ASWAJADEWATA.COM |
Oleh : Muhammad Ihyaul Fikro
Virus corona kini semakin mengganas, berbagai varian baru virus corona sudah masuk di Indonesia. Berbagai cara sudah diupayakan oleh pemerintah guna memutus rantai penyebaran virus corona di Indonesia, mulai dari lockdown, new normal, PPKM mikro, PSBB mikro, dan lain sebagainya.
Tepat pada tanggal 1 juli presiden Joko Widodo memutuskan untuk diberlakukannya program pembatasan kegiatan masyarakat (PPKM) darurat covid-19, hal ini karena kasus pasien covid-19 di Indonesia semakin melonjak dan agar penyebaran virus ini semakin menurun. Sehingga muncul sebuah pertanyaan bagaimana fiqh siyasah menilik kebijakan presiden mengenai pemberlakuan PPKM darurat?
Negara sebenarnya merupakan konstruksi yang diciptakan oleh umat manusia (human creation) tentang pola hubungan antar manusia dalam kehidupan bermasyarakat, yang diorganisasikan sedemikian rupa untuk maksud memenuhi kepentingan dan mencapai tujuan sebagai satu unit pemerintahan tertentu. Maka perkumpulan itu dapat dikatakan diorganisasikan secara politik, dan disebut body politic atau negara (state) sebagai a society polically organized.
Tujuan pendirian negara tidak terlepas dari tujuan yang hendak dicapai oleh umat Islam, yaitu memperoleh kehidupan di dunia dan keselamatan di akhirat. Karena tujuan ini tidak mungkin dicapai hanya secara pribadi saja, maka Islam menekankan pentingnya pendirian negara sebagai sarana untuk memperoleh tujuan tersebut. Tujuan negara dalam Islam bukan hanya untuk duniawi semata, melainkan juga untuk hal-hal yang bersifat ukhrawi. Kedua hal ini tidak dapat dipisahkan.

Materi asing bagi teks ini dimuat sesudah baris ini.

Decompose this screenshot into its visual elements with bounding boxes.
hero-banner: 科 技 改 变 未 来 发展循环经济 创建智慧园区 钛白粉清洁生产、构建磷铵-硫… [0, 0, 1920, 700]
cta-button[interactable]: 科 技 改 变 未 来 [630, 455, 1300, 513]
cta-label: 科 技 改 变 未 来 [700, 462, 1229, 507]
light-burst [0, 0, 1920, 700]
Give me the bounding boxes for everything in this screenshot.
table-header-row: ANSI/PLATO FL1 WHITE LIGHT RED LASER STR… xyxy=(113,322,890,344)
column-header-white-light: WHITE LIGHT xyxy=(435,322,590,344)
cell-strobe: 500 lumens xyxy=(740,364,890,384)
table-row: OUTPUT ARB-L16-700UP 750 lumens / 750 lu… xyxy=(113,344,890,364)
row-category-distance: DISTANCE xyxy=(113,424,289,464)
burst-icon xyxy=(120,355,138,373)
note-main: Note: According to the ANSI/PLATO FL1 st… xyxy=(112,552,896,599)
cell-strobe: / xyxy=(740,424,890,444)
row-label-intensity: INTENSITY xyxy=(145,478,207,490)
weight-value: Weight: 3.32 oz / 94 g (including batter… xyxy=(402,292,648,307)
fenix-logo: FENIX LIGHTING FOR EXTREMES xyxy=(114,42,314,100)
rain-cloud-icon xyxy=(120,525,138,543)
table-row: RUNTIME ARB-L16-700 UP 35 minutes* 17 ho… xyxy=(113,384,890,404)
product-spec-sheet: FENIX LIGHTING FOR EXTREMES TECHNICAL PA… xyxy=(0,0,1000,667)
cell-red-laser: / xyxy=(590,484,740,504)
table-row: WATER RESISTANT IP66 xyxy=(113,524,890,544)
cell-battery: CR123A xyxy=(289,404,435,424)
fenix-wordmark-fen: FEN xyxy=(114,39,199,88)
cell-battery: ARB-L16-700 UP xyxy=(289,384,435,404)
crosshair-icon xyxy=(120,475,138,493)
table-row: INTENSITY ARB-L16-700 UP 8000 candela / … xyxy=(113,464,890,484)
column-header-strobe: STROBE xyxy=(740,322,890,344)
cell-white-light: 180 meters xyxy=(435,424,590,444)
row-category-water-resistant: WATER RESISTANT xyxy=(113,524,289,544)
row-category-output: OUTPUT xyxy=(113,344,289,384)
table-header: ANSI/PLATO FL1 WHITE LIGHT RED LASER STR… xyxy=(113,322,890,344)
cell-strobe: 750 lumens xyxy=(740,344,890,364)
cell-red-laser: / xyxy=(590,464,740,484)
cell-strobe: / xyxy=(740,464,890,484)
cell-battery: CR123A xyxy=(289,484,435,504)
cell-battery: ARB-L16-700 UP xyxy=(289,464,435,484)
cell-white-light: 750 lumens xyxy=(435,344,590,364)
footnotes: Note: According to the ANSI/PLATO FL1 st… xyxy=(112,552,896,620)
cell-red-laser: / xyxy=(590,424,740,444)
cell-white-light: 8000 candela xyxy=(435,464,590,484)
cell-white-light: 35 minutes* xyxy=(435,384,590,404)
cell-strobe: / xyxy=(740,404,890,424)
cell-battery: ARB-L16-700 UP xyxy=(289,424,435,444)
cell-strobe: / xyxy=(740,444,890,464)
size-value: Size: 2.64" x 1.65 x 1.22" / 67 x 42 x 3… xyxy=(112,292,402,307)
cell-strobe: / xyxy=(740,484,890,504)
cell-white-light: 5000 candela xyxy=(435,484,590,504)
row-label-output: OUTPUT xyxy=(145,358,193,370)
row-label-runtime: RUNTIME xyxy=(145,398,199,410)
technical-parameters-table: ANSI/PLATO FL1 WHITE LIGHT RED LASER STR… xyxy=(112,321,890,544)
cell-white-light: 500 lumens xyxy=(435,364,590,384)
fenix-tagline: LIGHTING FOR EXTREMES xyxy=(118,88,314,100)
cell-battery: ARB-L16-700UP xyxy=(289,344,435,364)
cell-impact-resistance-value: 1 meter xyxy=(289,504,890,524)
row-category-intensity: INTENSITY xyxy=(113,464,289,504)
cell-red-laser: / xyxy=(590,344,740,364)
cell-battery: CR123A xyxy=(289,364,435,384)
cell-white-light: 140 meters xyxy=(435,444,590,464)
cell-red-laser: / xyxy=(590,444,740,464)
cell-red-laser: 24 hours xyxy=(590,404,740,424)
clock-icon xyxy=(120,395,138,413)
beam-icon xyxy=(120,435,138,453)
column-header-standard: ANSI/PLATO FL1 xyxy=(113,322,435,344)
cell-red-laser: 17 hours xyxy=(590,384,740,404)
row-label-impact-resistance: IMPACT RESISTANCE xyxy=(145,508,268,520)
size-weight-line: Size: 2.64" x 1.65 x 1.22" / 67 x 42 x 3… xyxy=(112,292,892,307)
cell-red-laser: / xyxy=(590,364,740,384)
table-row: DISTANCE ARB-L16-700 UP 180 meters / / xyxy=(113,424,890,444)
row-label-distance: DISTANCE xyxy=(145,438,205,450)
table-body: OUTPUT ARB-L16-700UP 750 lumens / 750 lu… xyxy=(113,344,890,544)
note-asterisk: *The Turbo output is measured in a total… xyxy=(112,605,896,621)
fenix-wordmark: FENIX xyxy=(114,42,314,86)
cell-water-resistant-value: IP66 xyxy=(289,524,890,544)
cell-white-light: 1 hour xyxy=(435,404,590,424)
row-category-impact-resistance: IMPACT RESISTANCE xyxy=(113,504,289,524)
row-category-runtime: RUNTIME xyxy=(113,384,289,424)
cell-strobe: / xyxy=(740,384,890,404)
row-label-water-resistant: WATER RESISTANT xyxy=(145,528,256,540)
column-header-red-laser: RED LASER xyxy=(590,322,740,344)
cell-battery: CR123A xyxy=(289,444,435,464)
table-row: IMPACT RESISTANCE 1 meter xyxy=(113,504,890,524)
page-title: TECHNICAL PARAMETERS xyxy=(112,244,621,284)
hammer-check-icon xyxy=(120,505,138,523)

Di setiap negara pasti ada seorang pemimpin dengan berbagi konsep kepemimpinan yang berbeda-beda. Kepemimpinan adalah suatu proses yang kompleks di mana seseorang mempengaruhi orang lain untuk mencapai suatu misi, tugas, atau suatu sasaran, dan mengarahkan organisasi dengan cara yang membuatnya lebih kohesif dan lebih masuk akal. Seseorang menjalani proses ini dengan mempergunakan atribut kepemimpinan (kepercayaan, nilai-nilai, etika, sifat, pengetahuan, dan keterampilan).
Dalam fiqh siyasah, seorang pemimpin memiliki dua tugas pokok yang harus dilaksanakan. Sebagaimana yang dikatakan Imam al-Mawardi dalam kitab ahkam al-shulthoniyyah, bahwa dua tugas itu adalah menjaga agama (hirasatu al-diin) dan mensiasati kehidupan di dunia (siyasah al-dunya).
Dalam hal ini, mau tidak mau setiap keputusan yang diambil oleh seorang pemimpin haruslah mendatangkan maslahat kepada rakyatnya.
Perihal keputusan pemerintah tentang program pembatasan kegiatan masyarakat (PPKM) darurat covid-19, ketika kita teliti dari aspek fiqh siyasah bahwasanya keputusan tersebut sudah memenuhi tugas pokok seorang pemimpin sebagaimana di atas. Adanya program ini karena memiliki sebuah tujuan yaitu keinginan pemerintah menyelamatkan rakyatnya dari ancaman wabah virus corona. Yang mana tujuan ini sudah masuk pada tugas pokok seorang pemimpin yaitu siyasah al-dunya.
Di sisi lain, keputusan ini menurut syariat sudah dianggap benar karena keputusan tersebut sesuai dengan kaidah fikih:
الدفع اولى من الرفع
اَلْدَّفْعُ اَوْل
“Mencegah lebih utama dari pada menghilangkan.”
Kaidah di atas memberi pemahaman kepada kita semua bahwasanya pemberlakuan PPKM darurat lebih utama dari pada kita berusaha untuk memusnahkan virus corona tersebut.
Karena, ketika nalar kita menggunakan rasio bahwa dengan kita bertahan, maka virus perlahan akan menghilang.
Sehingga dapat kita simpulkan bahwasanya keputusan pemerintah tentang pemberlakuan PPKM darurat dapat kita benarkan berdasarkan alasan yang telah dipaparkan. Dan kita sebagai rakyat yang baik seyogyanya mengikuti aturan pemerintah selama itu membawa maslahat kepada kita semua.
Selain itu, tugas kita selanjutnya meningkatkan ikhtiar dan memohon doa kepada Allah. Karena setiap ujian pasti akan ada hikmah yang bisa kita ambil.